1. The plaintiffs in this case are the Hukumchand Jute Mills, Ltd., sellers of shipped goods under a special contract for sale. The first defendants are their buyers, the Anglo-Oriental Bag Co., Ltd. The second defendants are the Calcutta agents of the owners of the steamship known as the 'MARHATTA'. The third defendants are Messrs. Broekle-bank, owners of the 'MARHATTA'.
2. It is not disputed that the plaintiffs are the unpaid vendors of these goods. The 1st defendants do not contest the suit. They are said to be in insolvent circumstances. Defendants 1 and 2 put in a joint written statement. In my opinion, the decision in this case before me is concluded by the judgment of the Court of appeal in Nippon Yusen Kaisha v. Mahaliram Ranjeedas : AIR1931Cal269 . The pleadings between the parties in that case and in the case before me now were almost identical. In Nippon Yusen Kaisha v. Mahaliram Ranjeedas, Nippon Yusen Kaisha v. Mahaliram Ranjeedas : AIR1931Cal269 the Court of appeal, as I understand from their judgment, held that an unpaid vendor of goods shipped on board a steamship who holds the Mate's receipt for the said goods, with the benefit also of a charge clause in his contract of sale, has not only a right against the defaulting purchaser, but also a right in damages against the ship-owner on the basis of an action for conversion or trespass, where the shipowner refuses to re-deliver the goods in recognition of the unpaid vendor's charge, always provided that the ship-owner has notice of the said charge before delivery at the port of destination of the goods and, even if the ship-owner has issued bills of lading at the request of the purchasers in regard to the goods, which bills of lading have already been negotiated.

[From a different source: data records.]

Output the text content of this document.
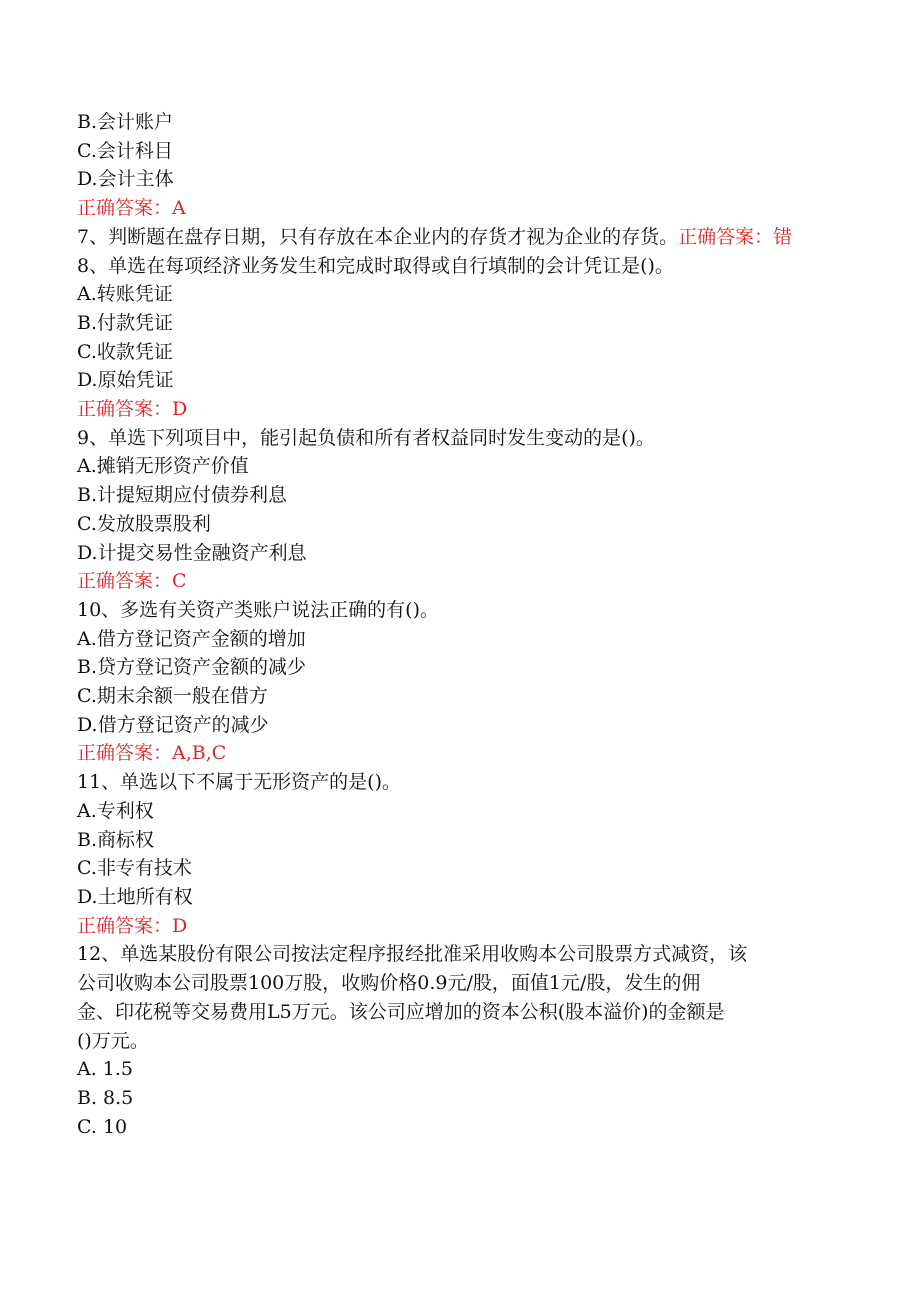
B.会计账户
C.会计科目
D.会计主体
正确答案：A
7、判断题在盘存日期，只有存放在本企业内的存货才视为企业的存货。正确答案：错
8、单选在每项经济业务发生和完成时取得或自行填制的会计凭讧是()。
A.转账凭证
B.付款凭证
C.收款凭证
D.原始凭证
正确答案：D
9、单选下列项目中，能引起负债和所有者权益同时发生变动的是()。
A.摊销无形资产价值
B.计提短期应付债券利息
C.发放股票股利
D.计提交易性金融资产利息
正确答案：C
10、多选有关资产类账户说法正确的有()。
A.借方登记资产金额的增加
B.贷方登记资产金额的减少
C.期末余额一般在借方
D.借方登记资产的减少
正确答案：A,B,C
11、单选以下不属于无形资产的是()。
A.专利权
B.商标权
C.非专有技术
D.土地所有权
正确答案：D
12、单选某股份有限公司按法定程序报经批准采用收购本公司股票方式减资，该
公司收购本公司股票100万股，收购价格0.9元/股，面值1元/股，发生的佣
金、印花税等交易费用L5万元。该公司应增加的资本公积(股本溢价)的金额是
()万元。
A. 1.5
B. 8.5
C. 10
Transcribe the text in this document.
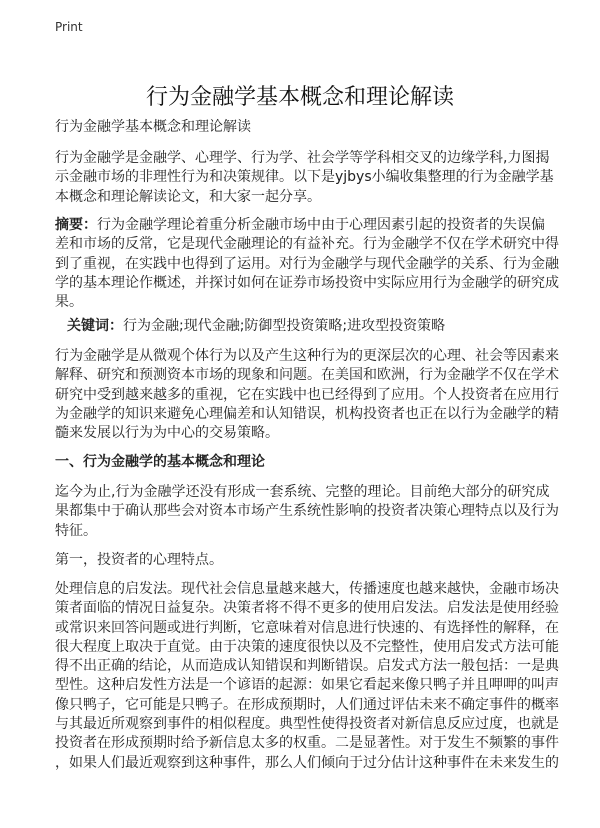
Print
行为金融学基本概念和理论解读
行为金融学基本概念和理论解读
行为金融学是金融学、心理学、行为学、社会学等学科相交叉的边缘学科,力图揭
示金融市场的非理性行为和决策规律。以下是yjbys小编收集整理的行为金融学基
本概念和理论解读论文，和大家一起分享。
摘要：行为金融学理论着重分析金融市场中由于心理因素引起的投资者的失误偏
差和市场的反常，它是现代金融理论的有益补充。行为金融学不仅在学术研究中得
到了重视，在实践中也得到了运用。对行为金融学与现代金融学的关系、行为金融
学的基本理论作概述，并探讨如何在证券市场投资中实际应用行为金融学的研究成
果。
关键词：行为金融;现代金融;防御型投资策略;进攻型投资策略
行为金融学是从微观个体行为以及产生这种行为的更深层次的心理、社会等因素来
解释、研究和预测资本市场的现象和问题。在美国和欧洲，行为金融学不仅在学术
研究中受到越来越多的重视，它在实践中也已经得到了应用。个人投资者在应用行
为金融学的知识来避免心理偏差和认知错误，机构投资者也正在以行为金融学的精
髓来发展以行为为中心的交易策略。
一、行为金融学的基本概念和理论
迄今为止,行为金融学还没有形成一套系统、完整的理论。目前绝大部分的研究成
果都集中于确认那些会对资本市场产生系统性影响的投资者决策心理特点以及行为
特征。
第一，投资者的心理特点。
处理信息的启发法。现代社会信息量越来越大，传播速度也越来越快，金融市场决
策者面临的情况日益复杂。决策者将不得不更多的使用启发法。启发法是使用经验
或常识来回答问题或进行判断，它意味着对信息进行快速的、有选择性的解释，在
很大程度上取决于直觉。由于决策的速度很快以及不完整性，使用启发式方法可能
得不出正确的结论，从而造成认知错误和判断错误。启发式方法一般包括：一是典
型性。这种启发性方法是一个谚语的起源：如果它看起来像只鸭子并且呷呷的叫声
像只鸭子，它可能是只鸭子。在形成预期时，人们通过评估未来不确定事件的概率
与其最近所观察到事件的相似程度。典型性使得投资者对新信息反应过度，也就是
投资者在形成预期时给予新信息太多的权重。二是显著性。对于发生不频繁的事件
，如果人们最近观察到这种事件，那么人们倾向于过分估计这种事件在未来发生的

3. I find as a fact here that the ship-owners through their agents had due notice of the plaintiffs' charge. An attempt was made, as I understood the arguments on behalf of the ship-owners, to invoke a protective right in the property of the goods after shipment involving them in a deed of hypothecation favour of a Bank, the said deed having been executed by the purchasers, and the Bank having negotiated the bills of lading together with other documents relating to the shipment prior to the notice to the ship-owners of the unpaid vendor's charge. Such a hypothecation, in my view, would convey no better title to the mortgagee than the mortgagor possessed himself, and as to the negotiation of the documents and its legal effect, this point was never pleaded and I therefore decline to consider it. There will be therefore judgment against the first defendants for the price of the goods and in the alternative judgment in the form of damages on the same basis against the third defendants. This is the best I can do with regard to the exact nature of damages as no evidence was tendered in relation to any other damage of a special nature. This judgment carries with it costs against defendants 1 and 3. The logical effect of my judgment is that the agents of the steamship owners must be dismissed from the action and no costs can be obtained against them.